Easily Distracted » Blog Archive » Getting the Cool Job
One old colleague of mine used to say that there are two kinds of people in the world: those who divide the world into two kinds of people and those who don’t. (This was followed by Beker’s corollary: there are 10 kinds of people in the world–those who get binary and those who don’t.)
Timothy Burke, an associate professor in the Department of History at Swarthmore, wrote an interesting post yesterday in which he divides the world of work (all 20,000 titles in the Dictionary of Occupational Titles) into two types of jobs–Cool Jobs and Everything Else. In writing about the job prospects for new liberal arts graduates, he touches on the unpleasant reality that plagued my conscience during my years as a career counselor:
Right around September, a lot of last year’s graduates from liberal arts colleges are discovering that they appear to be qualified for approximately none of the jobs that they might actually want to have.

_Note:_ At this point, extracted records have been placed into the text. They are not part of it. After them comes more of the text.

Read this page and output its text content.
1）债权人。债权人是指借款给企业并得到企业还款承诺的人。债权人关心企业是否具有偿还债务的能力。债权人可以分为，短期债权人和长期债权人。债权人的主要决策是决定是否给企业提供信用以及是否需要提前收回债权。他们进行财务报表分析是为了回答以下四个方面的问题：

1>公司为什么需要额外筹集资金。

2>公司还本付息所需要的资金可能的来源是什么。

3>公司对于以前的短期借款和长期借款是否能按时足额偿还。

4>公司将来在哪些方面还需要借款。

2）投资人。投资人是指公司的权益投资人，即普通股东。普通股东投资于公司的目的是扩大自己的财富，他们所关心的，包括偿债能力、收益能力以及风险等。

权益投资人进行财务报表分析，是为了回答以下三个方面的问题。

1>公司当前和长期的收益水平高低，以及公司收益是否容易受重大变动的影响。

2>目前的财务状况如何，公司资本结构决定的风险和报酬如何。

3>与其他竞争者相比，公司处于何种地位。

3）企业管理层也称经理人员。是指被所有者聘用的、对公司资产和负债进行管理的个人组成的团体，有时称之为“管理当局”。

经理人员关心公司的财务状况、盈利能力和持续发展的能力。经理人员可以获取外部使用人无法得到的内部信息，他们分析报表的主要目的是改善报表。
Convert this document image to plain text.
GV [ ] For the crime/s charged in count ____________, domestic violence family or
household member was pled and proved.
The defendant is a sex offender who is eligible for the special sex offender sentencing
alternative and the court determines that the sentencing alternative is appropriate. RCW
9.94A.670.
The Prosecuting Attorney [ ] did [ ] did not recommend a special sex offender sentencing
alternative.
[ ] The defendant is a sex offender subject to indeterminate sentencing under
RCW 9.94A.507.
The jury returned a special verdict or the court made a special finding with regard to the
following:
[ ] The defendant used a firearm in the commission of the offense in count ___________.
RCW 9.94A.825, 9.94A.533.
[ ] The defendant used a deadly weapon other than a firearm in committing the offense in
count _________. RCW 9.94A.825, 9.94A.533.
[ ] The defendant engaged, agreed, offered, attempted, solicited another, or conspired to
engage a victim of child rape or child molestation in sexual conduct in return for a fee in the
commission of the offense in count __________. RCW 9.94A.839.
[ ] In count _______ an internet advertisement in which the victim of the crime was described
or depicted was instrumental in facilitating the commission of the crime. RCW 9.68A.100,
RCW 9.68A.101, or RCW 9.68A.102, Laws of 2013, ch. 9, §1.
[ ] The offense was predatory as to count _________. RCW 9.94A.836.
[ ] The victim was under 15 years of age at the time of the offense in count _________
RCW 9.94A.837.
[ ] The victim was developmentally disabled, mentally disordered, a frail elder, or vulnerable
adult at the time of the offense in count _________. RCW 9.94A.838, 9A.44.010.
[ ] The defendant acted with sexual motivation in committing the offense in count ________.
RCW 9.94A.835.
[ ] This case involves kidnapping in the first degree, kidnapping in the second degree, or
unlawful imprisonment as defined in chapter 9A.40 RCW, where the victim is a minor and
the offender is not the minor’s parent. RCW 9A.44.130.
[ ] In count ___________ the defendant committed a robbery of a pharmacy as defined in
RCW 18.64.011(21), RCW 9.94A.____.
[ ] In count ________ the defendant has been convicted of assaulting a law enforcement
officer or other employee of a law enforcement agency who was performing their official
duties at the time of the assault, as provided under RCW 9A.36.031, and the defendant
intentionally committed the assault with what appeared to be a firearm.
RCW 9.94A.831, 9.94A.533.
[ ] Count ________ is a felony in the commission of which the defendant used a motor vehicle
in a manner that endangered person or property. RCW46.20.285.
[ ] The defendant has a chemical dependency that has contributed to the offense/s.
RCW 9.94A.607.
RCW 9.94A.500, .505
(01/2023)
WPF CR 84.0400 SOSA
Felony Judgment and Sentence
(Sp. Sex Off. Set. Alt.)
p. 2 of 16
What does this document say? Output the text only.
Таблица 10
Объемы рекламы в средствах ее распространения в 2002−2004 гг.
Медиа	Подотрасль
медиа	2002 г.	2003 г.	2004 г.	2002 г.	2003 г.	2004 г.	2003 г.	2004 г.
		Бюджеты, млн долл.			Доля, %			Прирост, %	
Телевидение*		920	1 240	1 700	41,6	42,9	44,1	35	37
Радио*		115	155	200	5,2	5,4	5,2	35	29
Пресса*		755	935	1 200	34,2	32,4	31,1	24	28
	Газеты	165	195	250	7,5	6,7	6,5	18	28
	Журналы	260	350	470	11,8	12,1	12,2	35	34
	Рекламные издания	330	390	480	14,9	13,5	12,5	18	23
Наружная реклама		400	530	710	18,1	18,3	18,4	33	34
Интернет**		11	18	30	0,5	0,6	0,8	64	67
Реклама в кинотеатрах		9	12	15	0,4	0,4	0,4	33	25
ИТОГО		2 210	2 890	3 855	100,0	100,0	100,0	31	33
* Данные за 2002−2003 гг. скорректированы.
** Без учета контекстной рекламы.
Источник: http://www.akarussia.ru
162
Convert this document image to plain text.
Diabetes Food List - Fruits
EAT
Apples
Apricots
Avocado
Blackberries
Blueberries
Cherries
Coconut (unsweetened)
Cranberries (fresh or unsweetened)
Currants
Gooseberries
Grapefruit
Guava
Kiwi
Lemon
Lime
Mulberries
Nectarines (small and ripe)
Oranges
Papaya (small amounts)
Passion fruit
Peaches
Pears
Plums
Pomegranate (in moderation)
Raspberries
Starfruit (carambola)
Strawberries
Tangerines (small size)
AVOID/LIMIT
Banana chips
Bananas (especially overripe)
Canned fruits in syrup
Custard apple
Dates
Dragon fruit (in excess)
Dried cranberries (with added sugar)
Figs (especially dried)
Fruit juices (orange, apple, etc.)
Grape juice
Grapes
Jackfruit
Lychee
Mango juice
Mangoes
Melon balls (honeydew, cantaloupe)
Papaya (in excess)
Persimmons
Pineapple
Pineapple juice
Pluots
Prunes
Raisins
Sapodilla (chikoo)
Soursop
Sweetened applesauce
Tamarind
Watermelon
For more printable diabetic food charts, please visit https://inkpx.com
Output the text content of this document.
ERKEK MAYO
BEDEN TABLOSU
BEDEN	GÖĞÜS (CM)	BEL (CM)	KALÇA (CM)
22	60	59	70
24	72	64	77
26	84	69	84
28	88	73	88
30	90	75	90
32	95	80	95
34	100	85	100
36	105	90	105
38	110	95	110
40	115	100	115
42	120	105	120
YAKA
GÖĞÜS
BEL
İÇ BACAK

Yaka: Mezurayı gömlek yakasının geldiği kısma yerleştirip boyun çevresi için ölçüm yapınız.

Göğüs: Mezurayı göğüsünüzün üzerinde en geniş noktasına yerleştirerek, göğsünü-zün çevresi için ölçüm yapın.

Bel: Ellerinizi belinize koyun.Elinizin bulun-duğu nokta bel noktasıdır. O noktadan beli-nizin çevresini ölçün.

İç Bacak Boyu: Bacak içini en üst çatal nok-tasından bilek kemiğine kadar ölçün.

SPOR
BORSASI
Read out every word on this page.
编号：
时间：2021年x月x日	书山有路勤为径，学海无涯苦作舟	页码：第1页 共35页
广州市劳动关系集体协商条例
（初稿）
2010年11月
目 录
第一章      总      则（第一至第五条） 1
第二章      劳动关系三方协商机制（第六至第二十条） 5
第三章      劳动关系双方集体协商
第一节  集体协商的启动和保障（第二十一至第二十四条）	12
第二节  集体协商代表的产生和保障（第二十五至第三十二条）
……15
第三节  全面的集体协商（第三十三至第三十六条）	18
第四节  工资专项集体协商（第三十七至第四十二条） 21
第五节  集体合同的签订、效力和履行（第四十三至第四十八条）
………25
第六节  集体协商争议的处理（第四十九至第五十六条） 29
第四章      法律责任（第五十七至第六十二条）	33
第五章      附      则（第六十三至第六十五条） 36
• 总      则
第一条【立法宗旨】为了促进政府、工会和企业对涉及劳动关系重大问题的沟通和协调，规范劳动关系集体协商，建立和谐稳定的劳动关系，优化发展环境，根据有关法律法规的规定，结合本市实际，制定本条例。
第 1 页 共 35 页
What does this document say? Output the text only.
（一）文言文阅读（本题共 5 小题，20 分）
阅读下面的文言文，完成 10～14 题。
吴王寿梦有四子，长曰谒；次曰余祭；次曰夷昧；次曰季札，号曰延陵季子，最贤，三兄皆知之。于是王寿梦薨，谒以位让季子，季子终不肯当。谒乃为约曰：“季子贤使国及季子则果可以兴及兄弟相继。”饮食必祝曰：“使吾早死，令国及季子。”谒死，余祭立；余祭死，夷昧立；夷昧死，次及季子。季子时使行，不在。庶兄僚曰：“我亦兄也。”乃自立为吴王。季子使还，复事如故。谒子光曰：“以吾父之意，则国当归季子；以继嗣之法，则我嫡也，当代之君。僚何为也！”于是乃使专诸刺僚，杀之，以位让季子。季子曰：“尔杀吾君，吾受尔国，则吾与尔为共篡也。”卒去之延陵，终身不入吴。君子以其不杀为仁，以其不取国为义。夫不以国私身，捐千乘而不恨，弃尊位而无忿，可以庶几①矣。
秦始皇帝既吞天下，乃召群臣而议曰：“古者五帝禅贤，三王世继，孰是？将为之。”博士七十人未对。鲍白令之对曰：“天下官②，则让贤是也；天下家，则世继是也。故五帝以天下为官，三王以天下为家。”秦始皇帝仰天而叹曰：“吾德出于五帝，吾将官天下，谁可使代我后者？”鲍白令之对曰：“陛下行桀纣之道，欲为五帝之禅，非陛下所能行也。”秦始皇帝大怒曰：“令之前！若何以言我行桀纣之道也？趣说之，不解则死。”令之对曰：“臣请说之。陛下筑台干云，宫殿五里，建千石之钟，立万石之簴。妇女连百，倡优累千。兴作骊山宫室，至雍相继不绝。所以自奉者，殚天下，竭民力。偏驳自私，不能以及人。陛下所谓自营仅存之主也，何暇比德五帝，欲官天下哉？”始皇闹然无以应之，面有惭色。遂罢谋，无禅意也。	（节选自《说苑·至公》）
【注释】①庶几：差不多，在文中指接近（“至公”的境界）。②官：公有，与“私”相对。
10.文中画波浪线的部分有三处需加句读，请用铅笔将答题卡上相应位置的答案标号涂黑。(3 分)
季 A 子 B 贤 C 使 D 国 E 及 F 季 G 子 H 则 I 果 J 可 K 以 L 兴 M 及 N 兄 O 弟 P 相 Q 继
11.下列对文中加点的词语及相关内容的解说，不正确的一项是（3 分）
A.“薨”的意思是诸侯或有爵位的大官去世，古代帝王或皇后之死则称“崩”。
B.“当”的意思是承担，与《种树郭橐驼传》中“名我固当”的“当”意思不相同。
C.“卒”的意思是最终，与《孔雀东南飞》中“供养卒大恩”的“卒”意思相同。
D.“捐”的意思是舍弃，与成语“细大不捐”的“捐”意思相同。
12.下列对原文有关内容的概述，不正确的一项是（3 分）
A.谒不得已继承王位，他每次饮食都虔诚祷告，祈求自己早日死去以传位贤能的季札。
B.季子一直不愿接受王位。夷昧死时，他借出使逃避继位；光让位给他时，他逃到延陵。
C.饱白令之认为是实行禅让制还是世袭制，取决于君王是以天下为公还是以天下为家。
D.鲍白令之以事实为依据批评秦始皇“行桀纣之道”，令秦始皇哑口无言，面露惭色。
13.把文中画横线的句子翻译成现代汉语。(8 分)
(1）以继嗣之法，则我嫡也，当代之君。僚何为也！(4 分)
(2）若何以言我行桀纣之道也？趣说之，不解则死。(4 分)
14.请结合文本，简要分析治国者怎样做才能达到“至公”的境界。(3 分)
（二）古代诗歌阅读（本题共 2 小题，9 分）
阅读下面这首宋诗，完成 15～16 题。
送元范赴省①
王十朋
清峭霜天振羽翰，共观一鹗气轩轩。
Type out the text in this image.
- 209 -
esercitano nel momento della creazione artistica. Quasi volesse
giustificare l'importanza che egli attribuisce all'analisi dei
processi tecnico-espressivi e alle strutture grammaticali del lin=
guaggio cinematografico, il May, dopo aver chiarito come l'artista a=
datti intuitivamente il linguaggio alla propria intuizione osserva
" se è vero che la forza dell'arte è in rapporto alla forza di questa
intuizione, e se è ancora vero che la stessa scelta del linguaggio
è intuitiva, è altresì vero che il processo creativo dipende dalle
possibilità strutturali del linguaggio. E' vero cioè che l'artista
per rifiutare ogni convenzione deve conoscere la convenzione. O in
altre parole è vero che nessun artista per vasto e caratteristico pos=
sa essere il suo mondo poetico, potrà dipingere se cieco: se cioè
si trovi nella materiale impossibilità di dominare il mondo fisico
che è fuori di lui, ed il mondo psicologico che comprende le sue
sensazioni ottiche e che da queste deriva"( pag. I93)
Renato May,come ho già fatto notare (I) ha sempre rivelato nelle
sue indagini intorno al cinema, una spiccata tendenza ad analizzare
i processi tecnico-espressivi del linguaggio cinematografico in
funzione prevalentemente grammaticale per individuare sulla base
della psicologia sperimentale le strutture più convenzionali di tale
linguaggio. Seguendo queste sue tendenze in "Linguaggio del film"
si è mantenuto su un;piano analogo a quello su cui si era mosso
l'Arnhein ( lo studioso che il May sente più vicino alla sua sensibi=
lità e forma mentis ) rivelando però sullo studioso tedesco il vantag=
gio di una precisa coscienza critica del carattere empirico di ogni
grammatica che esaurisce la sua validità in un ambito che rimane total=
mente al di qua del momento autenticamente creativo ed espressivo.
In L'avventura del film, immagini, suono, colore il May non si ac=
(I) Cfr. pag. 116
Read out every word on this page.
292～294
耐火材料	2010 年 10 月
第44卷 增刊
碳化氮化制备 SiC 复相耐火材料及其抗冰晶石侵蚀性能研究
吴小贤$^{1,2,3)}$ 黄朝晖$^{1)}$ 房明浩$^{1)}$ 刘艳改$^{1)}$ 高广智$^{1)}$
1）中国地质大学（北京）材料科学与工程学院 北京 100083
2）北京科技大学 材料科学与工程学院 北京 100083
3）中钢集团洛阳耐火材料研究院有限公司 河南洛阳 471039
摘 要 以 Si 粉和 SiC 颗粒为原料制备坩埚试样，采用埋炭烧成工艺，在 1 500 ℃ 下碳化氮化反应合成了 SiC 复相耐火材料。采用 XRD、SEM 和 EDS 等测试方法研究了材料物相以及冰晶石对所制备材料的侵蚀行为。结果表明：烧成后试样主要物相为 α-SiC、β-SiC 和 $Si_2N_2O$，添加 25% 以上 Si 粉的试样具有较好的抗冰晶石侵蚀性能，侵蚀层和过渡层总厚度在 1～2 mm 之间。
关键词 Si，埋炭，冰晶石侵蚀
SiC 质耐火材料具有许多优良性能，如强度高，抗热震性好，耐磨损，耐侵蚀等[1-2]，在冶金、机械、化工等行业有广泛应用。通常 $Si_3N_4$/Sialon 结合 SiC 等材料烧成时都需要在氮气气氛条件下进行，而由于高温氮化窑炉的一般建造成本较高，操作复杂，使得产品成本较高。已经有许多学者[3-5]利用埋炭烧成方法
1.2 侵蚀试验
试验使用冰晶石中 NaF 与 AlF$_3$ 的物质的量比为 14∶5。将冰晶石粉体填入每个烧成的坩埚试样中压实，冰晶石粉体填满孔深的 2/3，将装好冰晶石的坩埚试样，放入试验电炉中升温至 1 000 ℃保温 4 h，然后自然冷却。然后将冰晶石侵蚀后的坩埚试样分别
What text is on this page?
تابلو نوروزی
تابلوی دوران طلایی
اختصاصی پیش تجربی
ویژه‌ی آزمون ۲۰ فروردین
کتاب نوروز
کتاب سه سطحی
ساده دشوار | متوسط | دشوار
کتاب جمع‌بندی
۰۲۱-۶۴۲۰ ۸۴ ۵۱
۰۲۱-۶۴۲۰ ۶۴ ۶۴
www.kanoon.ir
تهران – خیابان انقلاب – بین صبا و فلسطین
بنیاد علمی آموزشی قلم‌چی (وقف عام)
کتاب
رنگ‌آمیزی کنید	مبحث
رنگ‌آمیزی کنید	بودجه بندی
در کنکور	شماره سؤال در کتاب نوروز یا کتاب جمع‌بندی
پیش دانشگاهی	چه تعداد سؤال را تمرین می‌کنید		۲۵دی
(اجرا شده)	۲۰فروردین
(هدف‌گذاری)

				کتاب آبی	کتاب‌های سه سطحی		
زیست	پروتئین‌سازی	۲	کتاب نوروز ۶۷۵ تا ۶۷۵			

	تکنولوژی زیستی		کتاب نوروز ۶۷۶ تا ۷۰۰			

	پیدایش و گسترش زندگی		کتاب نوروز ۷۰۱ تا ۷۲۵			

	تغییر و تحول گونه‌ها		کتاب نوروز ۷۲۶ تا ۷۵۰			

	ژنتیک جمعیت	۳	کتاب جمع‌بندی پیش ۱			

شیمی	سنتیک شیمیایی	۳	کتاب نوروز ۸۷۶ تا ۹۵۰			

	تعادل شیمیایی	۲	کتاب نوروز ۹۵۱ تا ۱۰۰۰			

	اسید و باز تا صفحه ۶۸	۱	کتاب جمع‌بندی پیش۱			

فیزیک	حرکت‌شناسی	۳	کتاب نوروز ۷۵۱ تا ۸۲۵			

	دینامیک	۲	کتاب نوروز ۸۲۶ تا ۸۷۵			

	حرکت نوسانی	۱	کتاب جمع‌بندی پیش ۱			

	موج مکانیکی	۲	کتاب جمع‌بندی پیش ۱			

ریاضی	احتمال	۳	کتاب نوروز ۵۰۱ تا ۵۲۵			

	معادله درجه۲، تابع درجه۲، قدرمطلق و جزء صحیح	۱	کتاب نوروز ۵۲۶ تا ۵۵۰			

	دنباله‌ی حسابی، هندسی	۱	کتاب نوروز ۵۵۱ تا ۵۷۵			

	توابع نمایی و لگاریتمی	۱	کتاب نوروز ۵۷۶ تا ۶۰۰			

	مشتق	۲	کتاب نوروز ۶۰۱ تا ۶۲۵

As Tim notes, few colleges are very forthright about acknowledging the fact that most postgraduate jobs aren’t very glamorous. The alumni review articles tend to focus on the folks that become Assistant Travel Editor for the Bride Magazine Honeymoon issue rather than on those who become an assistant terminal manager at the local Rodeway Express hub.
One of the ways we fail students is to let them spend four years and tens of thousands of dollars without helping them spend at least some time thinking and writing about where they might fit into the world when they graduate. It wouldn’t corrupt our liberal arts curriculum too much to require that students apply some of their critical thinking skills to identifying and articulating their passions, strengths, values and then trying to understand sorts of jobs in the economy that match as as closely as possible. Ideally process of matching their interests with jobs in the real world would happen while they were still in school and could do something about it if there were a mismatch.
There are a few cool jobs, and obviously there are lots that suck big time. But there are lots of jobs that fall clearly in between those poles. Some parts are cool, so aren’t, but they need to be done and someone is going to get paid to do them. There’s something missing from our educational process when 21 year old graduates aren’t more knowledgeable and realistic about their own economy.